Earlier this year, the European Commission warned that political extremism was on the rise, spurred by a long economic crisis that has caused record-high unemployment and social exclusion on the continent. Support for far-right parties is growing, said EU Commissioner for Home Affairs Cecilia Malmström, urging European leaders to fight the rise of racist and populist rhetoric that pose a threat to the European project.

I knew her 20 years ago. She is a complete and utter political hack, totally willing to compromise with any value, any moral creed, any principle to climb the Eurocrat ladder. She wanted a top EU job already before Sweden was a formal member, and she has done absolutely everything in her power to get there. She has won one election, and one election only, and she did it based on a long list of promises of what she was going to accomplish as a member of the Swedish parliament. The second she got a chance to get on the track to become a Eurocrat, she walked away from her voters, her promises and her seat in the parliament.

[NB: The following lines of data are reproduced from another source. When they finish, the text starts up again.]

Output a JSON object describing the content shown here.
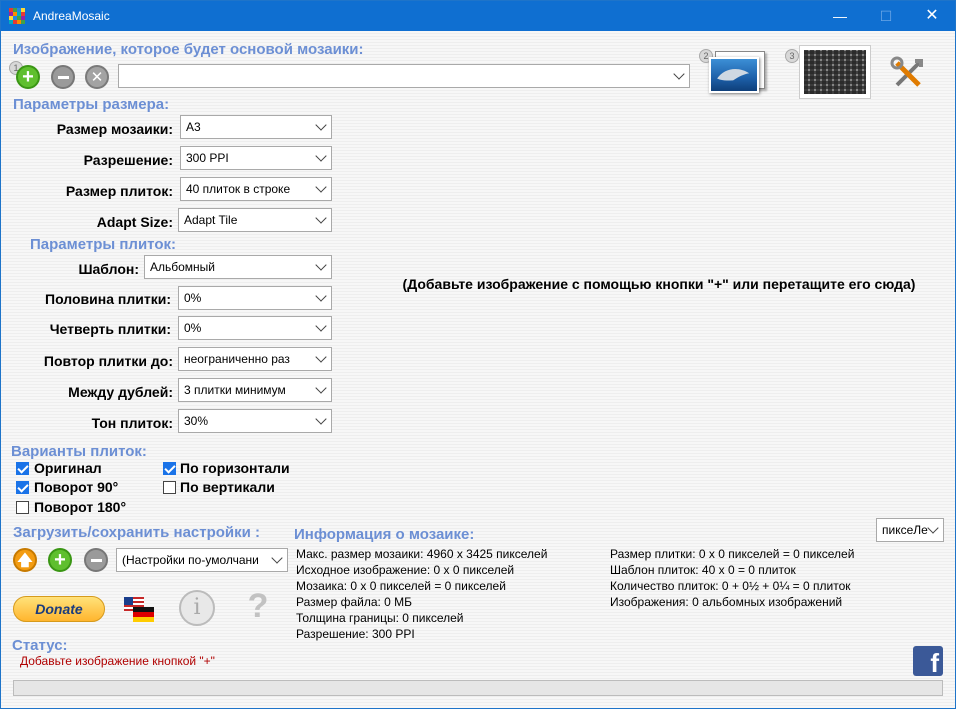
{
  "window": {
    "title": "AndreaMosaic"
  },
  "main_image": {
    "heading": "Изображение, которое будет основой мозаики:",
    "path_value": ""
  },
  "size_params": {
    "heading": "Параметры размера:",
    "rows": [
      {
        "label": "Размер мозаики:",
        "value": "A3"
      },
      {
        "label": "Разрешение:",
        "value": "300 PPI"
      },
      {
        "label": "Размер плиток:",
        "value": "40 плиток в строке"
      },
      {
        "label": "Adapt Size:",
        "value": "Adapt Tile"
      }
    ]
  },
  "tile_params": {
    "heading": "Параметры плиток:",
    "rows": [
      {
        "label": "Шаблон:",
        "value": "Альбомный"
      },
      {
        "label": "Половина плитки:",
        "value": "0%"
      },
      {
        "label": "Четверть плитки:",
        "value": "0%"
      },
      {
        "label": "Повтор плитки до:",
        "value": "неограниченно раз"
      },
      {
        "label": "Между дублей:",
        "value": "3  плитки минимум"
      },
      {
        "label": "Тон плиток:",
        "value": "30%"
      }
    ]
  },
  "variants": {
    "heading": "Варианты плиток:",
    "original": {
      "label": "Оригинал",
      "checked": true
    },
    "rot90": {
      "label": "Поворот 90°",
      "checked": true
    },
    "rot180": {
      "label": "Поворот 180°",
      "checked": false
    },
    "horizontal": {
      "label": "По горизонтали",
      "checked": true
    },
    "vertical": {
      "label": "По вертикали",
      "checked": false
    }
  },
  "settings": {
    "heading": "Загрузить/сохранить настройки :",
    "value": "(Настройки по-умолчани"
  },
  "hint": "(Добавьте изображение с помощью кнопки \"+\" или перетащите его сюда)",
  "donate": "Donate",
  "mosaic_info": {
    "heading": "Информация о мозаике:",
    "unit": "пиксеЛе",
    "left": [
      "Макс. размер мозаики: 4960 x 3425 пикселей",
      "Исходное изображение: 0 x 0 пикселей",
      "Мозаика: 0 x 0 пикселей = 0 пикселей",
      "Размер файла: 0 МБ",
      "Толщина границы: 0 пикселей",
      "Разрешение: 300 PPI"
    ],
    "right": [
      "Размер плитки: 0 x 0 пикселей = 0 пикселей",
      "Шаблон плиток: 40 x 0 = 0 плиток",
      "Количество плиток: 0 + 0½ + 0¼ = 0 плиток",
      "Изображения: 0 альбомных изображений"
    ]
  },
  "status": {
    "heading": "Статус:",
    "text": "Добавьте изображение кнопкой \"+\"",
    "progress": 0
  },
  "colors": {
    "titlebar": "#0f6fd1",
    "section": "#6c8fd4",
    "status_text": "#b00000"
  }
}
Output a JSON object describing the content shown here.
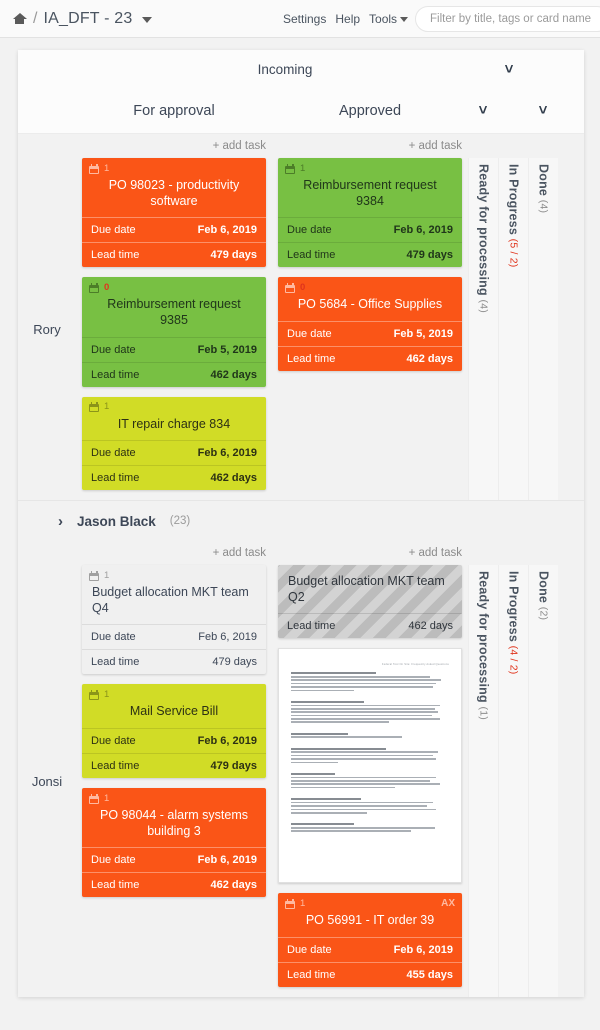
{
  "topbar": {
    "home_icon": "home-icon",
    "separator": "/",
    "board_title": "IA_DFT - 23",
    "nav": {
      "settings": "Settings",
      "help": "Help",
      "tools": "Tools"
    },
    "filter_placeholder": "Filter by title, tags or card name",
    "filter_value": ""
  },
  "board": {
    "parent_column": "Incoming",
    "columns": [
      {
        "name": "For approval",
        "add_task": "+ add task"
      },
      {
        "name": "Approved",
        "add_task": "+ add task"
      }
    ],
    "collapsed_columns_lane1": [
      {
        "name": "Ready for processing",
        "count": "(4)",
        "wip": false
      },
      {
        "name": "In Progress",
        "count": "(5 / 2)",
        "wip": true
      },
      {
        "name": "Done",
        "count": "(4)",
        "wip": false
      }
    ],
    "collapsed_columns_lane2": [
      {
        "name": "Ready for processing",
        "count": "(1)",
        "wip": false
      },
      {
        "name": "In Progress",
        "count": "(4 / 2)",
        "wip": true
      },
      {
        "name": "Done",
        "count": "(2)",
        "wip": false
      }
    ],
    "labels": {
      "due_date": "Due date",
      "lead_time": "Lead time"
    }
  },
  "lanes": [
    {
      "name": "Rory",
      "for_approval": [
        {
          "title": "PO 98023 - productivity software",
          "badge": "1",
          "badge_alert": false,
          "due_date": "Feb 6, 2019",
          "lead_time": "479 days",
          "color": "orange"
        },
        {
          "title": "Reimbursement request 9385",
          "badge": "0",
          "badge_alert": true,
          "due_date": "Feb 5, 2019",
          "lead_time": "462 days",
          "color": "green"
        },
        {
          "title": "IT repair charge 834",
          "badge": "1",
          "badge_alert": false,
          "due_date": "Feb 6, 2019",
          "lead_time": "462 days",
          "color": "lime"
        }
      ],
      "approved": [
        {
          "title": "Reimbursement request 9384",
          "badge": "1",
          "badge_alert": false,
          "due_date": "Feb 6, 2019",
          "lead_time": "479 days",
          "color": "green"
        },
        {
          "title": "PO 5684 - Office Supplies",
          "badge": "0",
          "badge_alert": true,
          "due_date": "Feb 5, 2019",
          "lead_time": "462 days",
          "color": "orange"
        }
      ]
    },
    {
      "name": "Jason Black",
      "collapsed": true,
      "count": "(23)"
    },
    {
      "name": "Jonsi",
      "for_approval": [
        {
          "title": "Budget allocation MKT team Q4",
          "badge": "1",
          "badge_alert": false,
          "due_date": "Feb 6, 2019",
          "lead_time": "479 days",
          "color": "plain"
        },
        {
          "title": "Mail Service Bill",
          "badge": "1",
          "badge_alert": false,
          "due_date": "Feb 6, 2019",
          "lead_time": "479 days",
          "color": "lime"
        },
        {
          "title": "PO 98044 - alarm systems building 3",
          "badge": "1",
          "badge_alert": false,
          "due_date": "Feb 6, 2019",
          "lead_time": "462 days",
          "color": "orange"
        }
      ],
      "approved": [
        {
          "title": "Budget allocation MKT team Q2",
          "badge": "",
          "badge_alert": false,
          "lead_time": "462 days",
          "color": "striped",
          "no_due_date": true
        },
        {
          "title": "",
          "color": "document",
          "doc_header": "Federal Tool On Site: Frequently Asked Questions"
        },
        {
          "title": "PO 56991 - IT order 39",
          "badge": "1",
          "badge_alert": false,
          "tag": "AX",
          "due_date": "Feb 6, 2019",
          "lead_time": "455 days",
          "color": "orange"
        }
      ]
    }
  ]
}
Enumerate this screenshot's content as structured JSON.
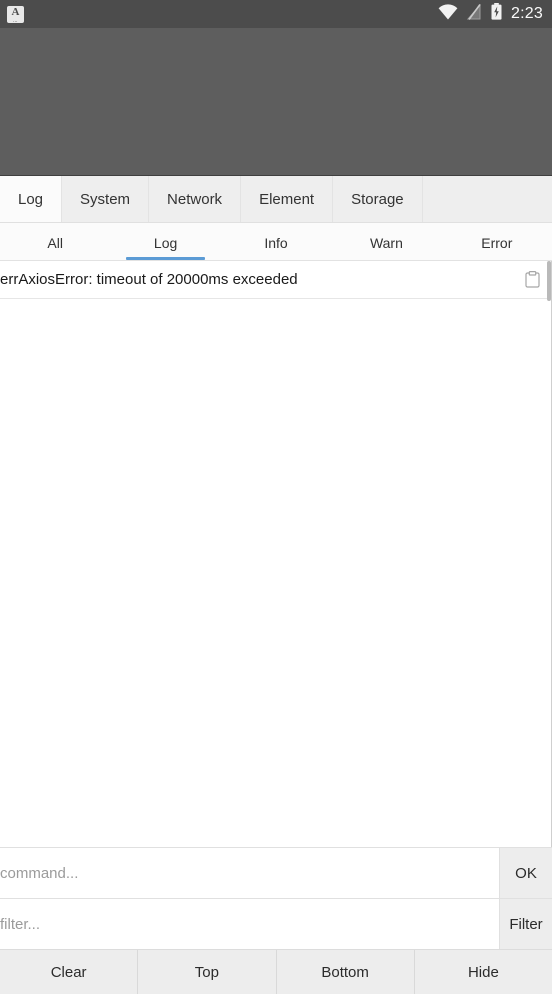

This is the person who passes judgment on who people vote for.

Back to the Euractiv story:

If no strong action is taken, Malmström said, extreme political groups could gain wider support in the next European Parliament elections. “We need more European leaders to express their opposition to rising extremism. We must have the courage to stand up and protect our common European values. We must have all the courage to stand up for what we have agreed upon and protect our values that are now being challenged in many countries in Europe,” Malmström told a news conference on 28 January.

And who should they vote for, Ms. Malmström? Your kind? The kind who speaks out of both sides of their mouth? The kind who talks about “European values” and then forces governments in country after country to destroy the economic future of tens of millions of young people? The kind who thinks austerity is an abstract idea with no consequences in real people’s lives?

There is no doubt that the entire EU project is in deep trouble. But the reason is not that there are extremists marching on the horizon. The reason is that people like Cecilia Malmström have turned the idea of European unity into a political behemoth with career paths for those who are loyal to the bureaucracy and a democratic deficit that makes Russia look like a reliable democracy. The problems for the EU began the day when the EU Commission – including Ms. Malmström – decided to subjugate the Greeks by means of reckless spending cuts, destructive tax hikes and complete and utter disregard for the consequences of those policies for the man on the street.

Extremists like Golden Dawn are the consequence of the crisis, not its cause. And while we are at it, let me make crisp clear that the discussion here about political extremism has nothing to do with Britain’s new party, UKIP. They are by no means extremists. If anything, the UKIP is the ideological and moral disciples of Lady Thatcher: good, old-fashioned classical European conservatism at its best.

It’s been said that freedom is just another word for having nothing left to lose. While I disagree with the notion, I do believe it can explain to some degree why people make radical changes to how they vote in desperate economic times. If the so called democratic parties no longer listen to, let alone work for the best of, voters and taxpayers, then what does the middle-class family in Greece have left to lose if the Nazis take over? If the parties that claim to protect parliamentary democracy force an entire country through the fiscal grinds of austerity and destroy one quarter of that nation’s economy, then why should people expect life to become any worse if they put Hugo Chavez-style communists in power?